Lao Tzu reminds us to be mindful of what we choose to cultivate. To cultivate is to prepare and improve land for crops or our garden, to grow or care for plants, and to foster or develop something. When we nurture qualities like spirit, our virtue becomes authentic and true.

Historically, the Tao Te Ching has been valued not just as a guide for governing a state, but as a way to understand how we are meant to govern ourselves and our approach to nature.
The value of putting things in context for the widest audience is showing that virtue is universal. The Tao teaches that it applies to everything to what the ancients called “the ten thousand things”.
Of which those who we consider as human are just one. Presenting ideas so they can be understood by everyone reaching the widest possible audience, which is to say why the qualities linked to our garden work so well.
Chapter/verse fifty-four goes on to remind us of what is called filial piety. Filial piety is the virtue of exhibiting love and respect for one’s parents, elders, and ancestors within the context of Confucian, Chinese, Buddhist, and Taoist ethics.
Lao Tzu continues,
“It begins when you cultivate virtue in your person becoming genuine and real. Cultivated in the family virtue multiples and overflows, cultivated in the city or town where you live your virtue will be long-lasting, cultivated in the state, your virtue will be seen as abundant, and finally, when you can cultivate this throughout the world, your virtue will become widespread”.
Verse 54 – While cultivating his garden the world comes forward to find the sage.
What is this thing called virtue and this personal quest we each must come to know?

Where does virtue begin and how does it grow and manifest to guide us once we see ourselves in the Tao?
Once found, how do we let our virtue transcend our everyday desires so that we may see beyond ourselves to discover our rightful place in the universe?
To the sage the world reaches no further than his garden. He remains guided by planting things right so they cannot be uprooted and knowing what is nurtured cannot be ripped away.
He cultivates his garden as if tending his virtue.
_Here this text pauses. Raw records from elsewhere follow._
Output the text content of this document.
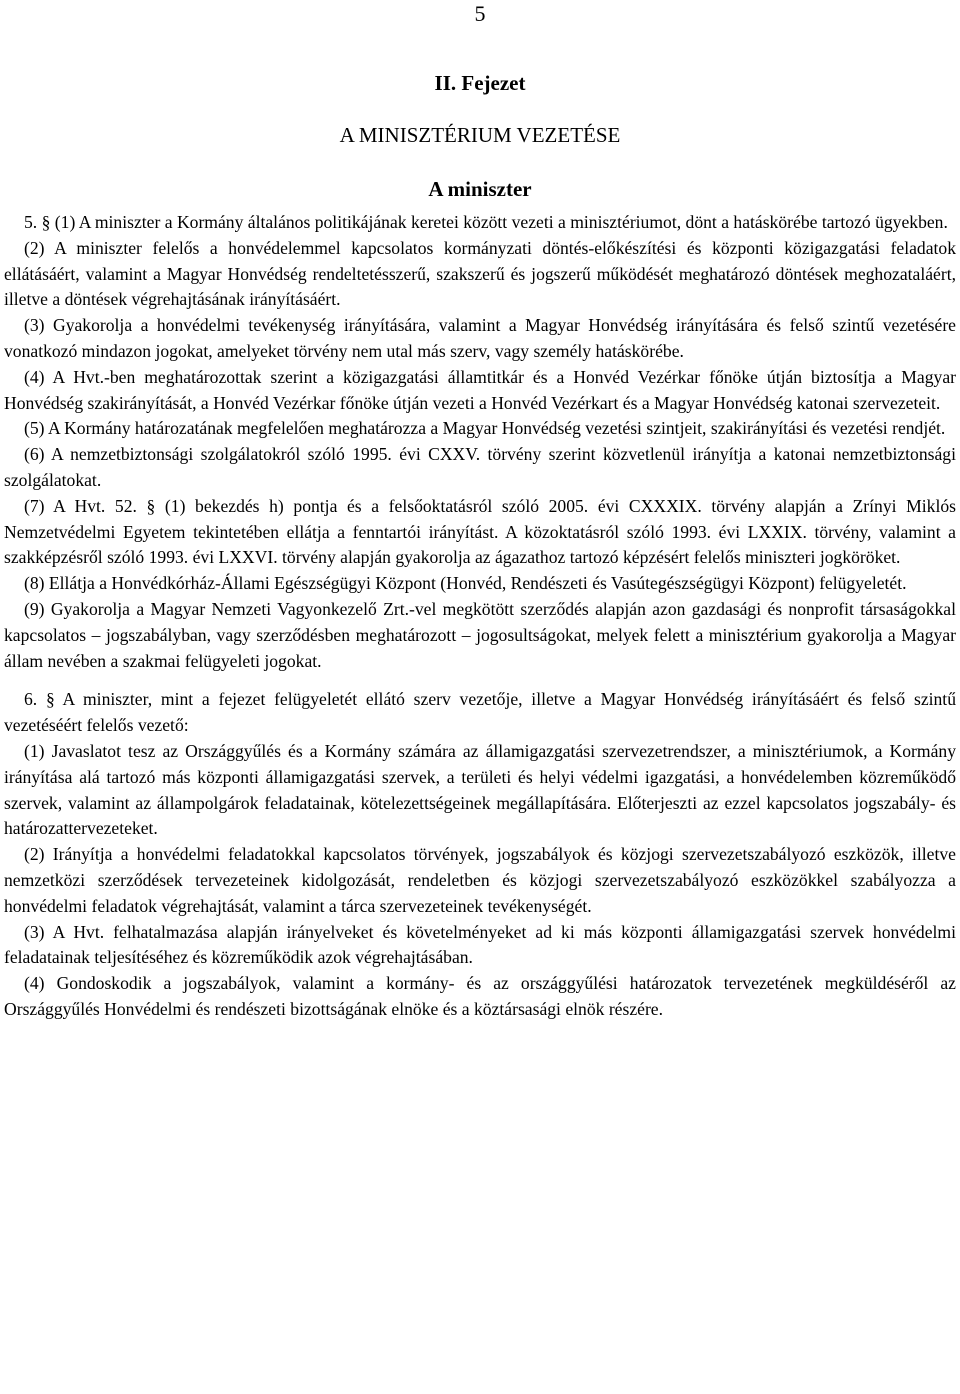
5
II. Fejezet
A MINISZTÉRIUM VEZETÉSE
A miniszter

5. § (1) A miniszter a Kormány általános politikájának keretei között vezeti a minisztériumot, dönt a hatáskörébe tartozó ügyekben.

(2) A miniszter felelős a honvédelemmel kapcsolatos kormányzati döntés-előkészítési és központi közigazgatási feladatok ellátásáért, valamint a Magyar Honvédség rendeltetésszerű, szakszerű és jogszerű működését meghatározó döntések meghozataláért, illetve a döntések végrehajtásának irányításáért.

(3) Gyakorolja a honvédelmi tevékenység irányítására, valamint a Magyar Honvédség irányítására és felső szintű vezetésére vonatkozó mindazon jogokat, amelyeket törvény nem utal más szerv, vagy személy hatáskörébe.

(4) A Hvt.-ben meghatározottak szerint a közigazgatási államtitkár és a Honvéd Vezérkar főnöke útján biztosítja a Magyar Honvédség szakirányítását, a Honvéd Vezérkar főnöke útján vezeti a Honvéd Vezérkart és a Magyar Honvédség katonai szervezeteit.

(5) A Kormány határozatának megfelelően meghatározza a Magyar Honvédség vezetési szintjeit, szakirányítási és vezetési rendjét.

(6) A nemzetbiztonsági szolgálatokról szóló 1995. évi CXXV. törvény szerint közvetlenül irányítja a katonai nemzetbiztonsági szolgálatokat.

(7) A Hvt. 52. § (1) bekezdés h) pontja és a felsőoktatásról szóló 2005. évi CXXXIX. törvény alapján a Zrínyi Miklós Nemzetvédelmi Egyetem tekintetében ellátja a fenntartói irányítást. A közoktatásról szóló 1993. évi LXXIX. törvény, valamint a szakképzésről szóló 1993. évi LXXVI. törvény alapján gyakorolja az ágazathoz tartozó képzésért felelős miniszteri jogköröket.

(8) Ellátja a Honvédkórház-Állami Egészségügyi Központ (Honvéd, Rendészeti és Vasútegészségügyi Központ) felügyeletét.

(9) Gyakorolja a Magyar Nemzeti Vagyonkezelő Zrt.-vel megkötött szerződés alapján azon gazdasági és nonprofit társaságokkal kapcsolatos – jogszabályban, vagy szerződésben meghatározott – jogosultságokat, melyek felett a minisztérium gyakorolja a Magyar állam nevében a szakmai felügyeleti jogokat.

6. § A miniszter, mint a fejezet felügyeletét ellátó szerv vezetője, illetve a Magyar Honvédség irányításáért és felső szintű vezetéséért felelős vezető:

(1) Javaslatot tesz az Országgyűlés és a Kormány számára az államigazgatási szervezetrendszer, a minisztériumok, a Kormány irányítása alá tartozó más központi államigazgatási szervek, a területi és helyi védelmi igazgatási, a honvédelemben közreműködő szervek, valamint az állampolgárok feladatainak, kötelezettségeinek megállapítására. Előterjeszti az ezzel kapcsolatos jogszabály- és határozattervezeteket.

(2) Irányítja a honvédelmi feladatokkal kapcsolatos törvények, jogszabályok és közjogi szervezetszabályozó eszközök, illetve nemzetközi szerződések tervezeteinek kidolgozását, rendeletben és közjogi szervezetszabályozó eszközökkel szabályozza a honvédelmi feladatok végrehajtását, valamint a tárca szervezeteinek tevékenységét.

(3) A Hvt. felhatalmazása alapján irányelveket és követelményeket ad ki más központi államigazgatási szervek honvédelmi feladatainak teljesítéséhez és közreműködik azok végrehajtásában.

(4) Gondoskodik a jogszabályok, valamint a kormány- és az országgyűlési határozatok tervezetének megküldéséről az Országgyűlés Honvédelmi és rendészeti bizottságának elnöke és a köztársasági elnök részére.
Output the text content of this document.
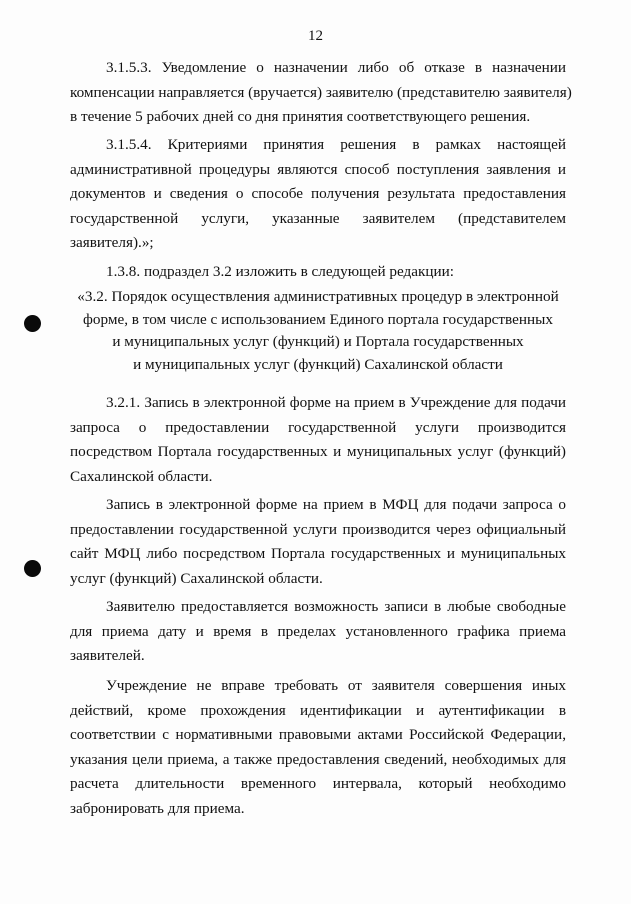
12
3.1.5.3. Уведомление о назначении либо об отказе в назначении
компенсации направляется (вручается) заявителю (представителю заявителя)
в течение 5 рабочих дней со дня принятия соответствующего решения.
3.1.5.4. Критериями принятия решения в рамках настоящей
административной процедуры являются способ поступления заявления и
документов и сведения о способе получения результата предоставления
государственной услуги, указанные заявителем (представителем
заявителя).»;
1.3.8. подраздел 3.2 изложить в следующей редакции:
«3.2. Порядок осуществления административных процедур в электронной
форме, в том числе с использованием Единого портала государственных
и муниципальных услуг (функций) и Портала государственных
и муниципальных услуг (функций) Сахалинской области
3.2.1. Запись в электронной форме на прием в Учреждение для подачи
запроса о предоставлении государственной услуги производится
посредством Портала государственных и муниципальных услуг (функций)
Сахалинской области.
Запись в электронной форме на прием в МФЦ для подачи запроса о
предоставлении государственной услуги производится через официальный
сайт МФЦ либо посредством Портала государственных и муниципальных
услуг (функций) Сахалинской области.
Заявителю предоставляется возможность записи в любые свободные
для приема дату и время в пределах установленного графика приема
заявителей.
Учреждение не вправе требовать от заявителя совершения иных
действий, кроме прохождения идентификации и аутентификации в
соответствии с нормативными правовыми актами Российской Федерации,
указания цели приема, а также предоставления сведений, необходимых для
расчета длительности временного интервала, который необходимо
забронировать для приема.
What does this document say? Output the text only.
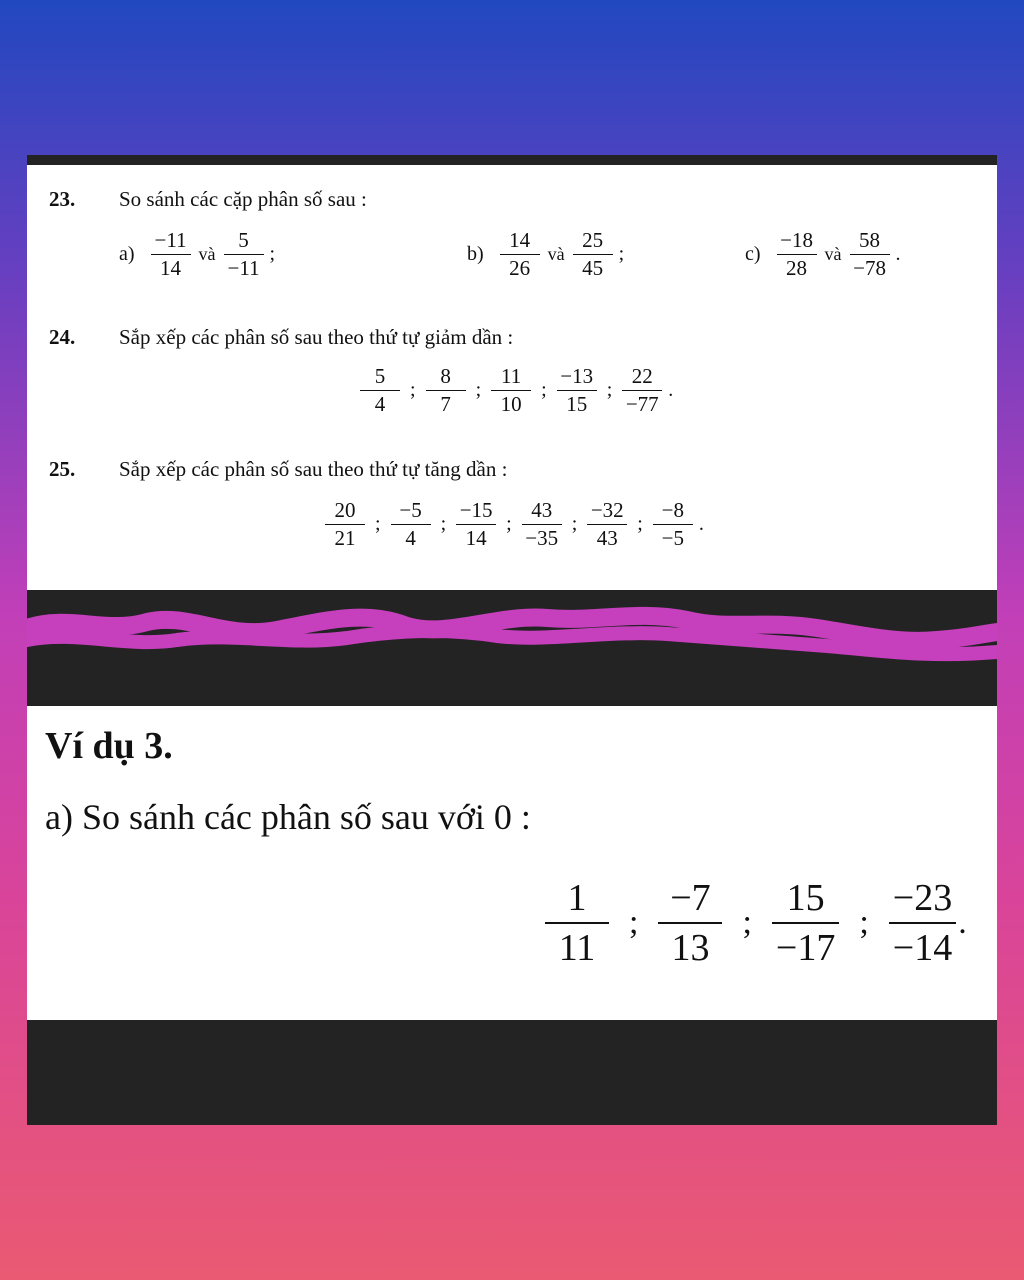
23. So sánh các cặp phân số sau :
$a) \frac{-11}{14}$ và $\frac{5}{-11}$ ;	$b) \frac{14}{26}$ và $\frac{25}{45}$ ;	$c) \frac{-18}{28}$ và $\frac{58}{-78}$ .
24. Sắp xếp các phân số sau theo thứ tự giảm dần :
$\frac{5}{4}$ ; $\frac{8}{7}$ ; $\frac{11}{10}$ ; $\frac{-13}{15}$ ; $\frac{22}{-77}$ .
25. Sắp xếp các phân số sau theo thứ tự tăng dần :
$\frac{20}{21}$ ; $\frac{-5}{4}$ ; $\frac{-15}{14}$ ; $\frac{43}{-35}$ ; $\frac{-32}{43}$ ; $\frac{-8}{-5}$ .
Ví dụ 3.
a) So sánh các phân số sau với 0 :
$\frac{1}{11}$ ; $\frac{-7}{13}$ ; $\frac{15}{-17}$ ; $\frac{-23}{-14}$ .
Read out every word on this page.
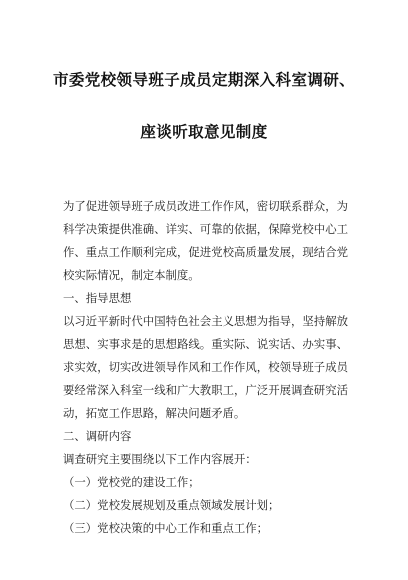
市委党校领导班子成员定期深入科室调研、
座谈听取意见制度
为了促进领导班子成员改进工作作风，密切联系群众，为
科学决策提供准确、详实、可靠的依据，保障党校中心工
作、重点工作顺利完成，促进党校高质量发展，现结合党
校实际情况，制定本制度。
一、指导思想
以习近平新时代中国特色社会主义思想为指导，坚持解放
思想、实事求是的思想路线。重实际、说实话、办实事、
求实效，切实改进领导作风和工作作风，校领导班子成员
要经常深入科室一线和广大教职工，广泛开展调查研究活
动，拓宽工作思路，解决问题矛盾。
二、调研内容
调查研究主要围绕以下工作内容展开：
（一）党校党的建设工作；
（二）党校发展规划及重点领域发展计划；
（三）党校决策的中心工作和重点工作；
He then cultivates others by reaching out to bequeath what is noble, pure and found only in the Tao.
Cultivating ourselves our virtue becomes real, cultivated in our family it multiplies, in the place we live virtue only increases and we prosper. In the world virtue thus expanding everywhere.
In both perceived beginnings and endings, the sage looks no further than within himself. Staying completely still, within his true self the world comes forth to emulate him.
54. 圣人耕园,世人寻觅

大德这东西是什么?
我们的个人追求是什么? 大德从哪里开始?
如何积德?当我们在道时,大德又如何指导我们?
如何让大德超越我们的每天欲望,使我们看到更远,找到我们在宇宙的地位?
对圣人而言,这个世界并不比他的花园大。他擅长种花植草,懂得种什么不容易被拔起。他耕耘花园,如同呵护自己的大德。然后,圣人用道的高贵和纯洁培育众人。
自我修炼,得到真德。与家人一同修炼,全家积德。在我们生活的地方修炼,大德徒增,万事如意。大德蔓延到世界的每一个地方。
从始到终,圣人只注重内在,恪守心灵深处的绝对宁静,世人纷纷前来仿效他。